IEEE/ACM Trans Comput Biol Bioinform. 2020 Mar-Apr;17(2):679-689. doi: 10.1109/TCBB.2018.2864203. Epub 2018 Aug 7.
Although convolutional neural networks (CNN) have outperformed conventional methods in predicting the sequence specificities of protein-DNA binding in recent years, they do not take full advantage of the intrinsic weakly-supervised information of DNA sequences that a bound sequence may contain multiple TFBS(s). Here, we propose a weakly-supervised convolutional neural network architecture (WSCNN), combining multiple-instance learning (MIL) with CNN, to further boost the performance of predicting protein-DNA binding. WSCNN first divides each DNA sequence into multiple overlapping subsequences (instances) with a sliding window, and then separately models each instance using CNN, and finally fuses the predicted scores of all instances in the same bag using four fusion methods, including Max, Average, Linear Regression, and Top-Bottom Instances. The experimental results on in vivo and in vitro datasets illustrate the performance of the proposed approach. Moreover, models built on in vitro data using WSCNN can predict in vivo protein-DNA binding with good accuracy. In addition, we give a quantitative analysis of the importance of the reverse-complement mode in predicting in vivo protein-DNA binding, and explain why not directly use advanced pooling layers to combine MIL with CNN, through a series of experiments.
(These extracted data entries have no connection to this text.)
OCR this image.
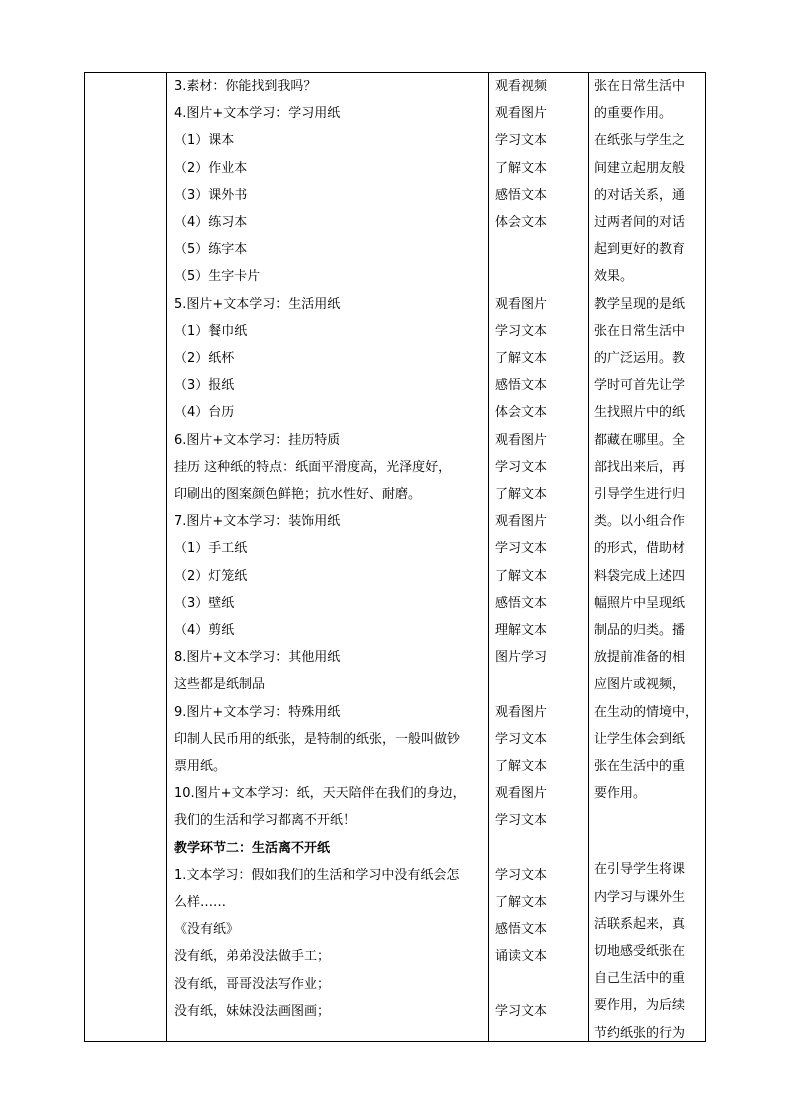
3.素材：你能找到我吗？
4.图片+文本学习：学习用纸
（1）课本
（2）作业本
（3）课外书
（4）练习本
（5）练字本
（5）生字卡片
5.图片+文本学习：生活用纸
（1）餐巾纸
（2）纸杯
（3）报纸
（4）台历
6.图片+文本学习：挂历特质
挂历 这种纸的特点：纸面平滑度高，光泽度好，
印刷出的图案颜色鲜艳；抗水性好、耐磨。
7.图片+文本学习：装饰用纸
（1）手工纸
（2）灯笼纸
（3）壁纸
（4）剪纸
8.图片+文本学习：其他用纸
这些都是纸制品
9.图片+文本学习：特殊用纸
印制人民币用的纸张，是特制的纸张，一般叫做钞
票用纸。
10.图片+文本学习：纸，天天陪伴在我们的身边，
我们的生活和学习都离不开纸！
教学环节二：生活离不开纸
1.文本学习：假如我们的生活和学习中没有纸会怎
么样……
《没有纸》
没有纸，弟弟没法做手工；
没有纸，哥哥没法写作业；
没有纸，妹妹没法画图画；
观看视频
观看图片
学习文本
了解文本
感悟文本
体会文本
观看图片
学习文本
了解文本
感悟文本
体会文本
观看图片
学习文本
了解文本
观看图片
学习文本
了解文本
感悟文本
理解文本
图片学习
观看图片
学习文本
了解文本
观看图片
学习文本
学习文本
了解文本
感悟文本
诵读文本
学习文本
张在日常生活中
的重要作用。
在纸张与学生之
间建立起朋友般
的对话关系，通
过两者间的对话
起到更好的教育
效果。
教学呈现的是纸
张在日常生活中
的广泛运用。教
学时可首先让学
生找照片中的纸
都藏在哪里。全
部找出来后，再
引导学生进行归
类。以小组合作
的形式，借助材
料袋完成上述四
幅照片中呈现纸
制品的归类。播
放提前准备的相
应图片或视频，
在生动的情境中，
让学生体会到纸
张在生活中的重
要作用。
在引导学生将课
内学习与课外生
活联系起来，真
切地感受纸张在
自己生活中的重
要作用，为后续
节约纸张的行为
虽然卷积神经网络(CNN)在近年来预测蛋白质-DNA 结合的序列特异性方面已经超越了传统方法,但它们并没有充分利用 DNA 序列内在的弱监督信息,即一个结合序列可能包含多个 TFBS(转录因子结合位点)。在这里,我们提出了一种弱监督卷积神经网络架构(WSCNN),将多实例学习(MIL)与 CNN 相结合,以进一步提高蛋白质-DNA 结合预测的性能。WSCNN 首先使用滑动窗口将每个 DNA 序列划分为多个重叠的子序列(实例),然后分别使用 CNN 对每个实例进行建模,最后使用四种融合方法(包括 Max、Average、Linear Regression 和 Top-Bottom Instances)融合同一袋中所有实例的预测得分。体内和体外数据集上的实验结果说明了所提出方法的性能。此外,使用 WSCNN 在体外数据上构建的模型可以很好地预测体内蛋白质-DNA 结合。此外,我们通过一系列实验对在预测体内蛋白质-DNA 结合中反向互补模式的重要性进行了定量分析,并解释了为什么不直接使用高级池化层将 MIL 与 CNN 相结合。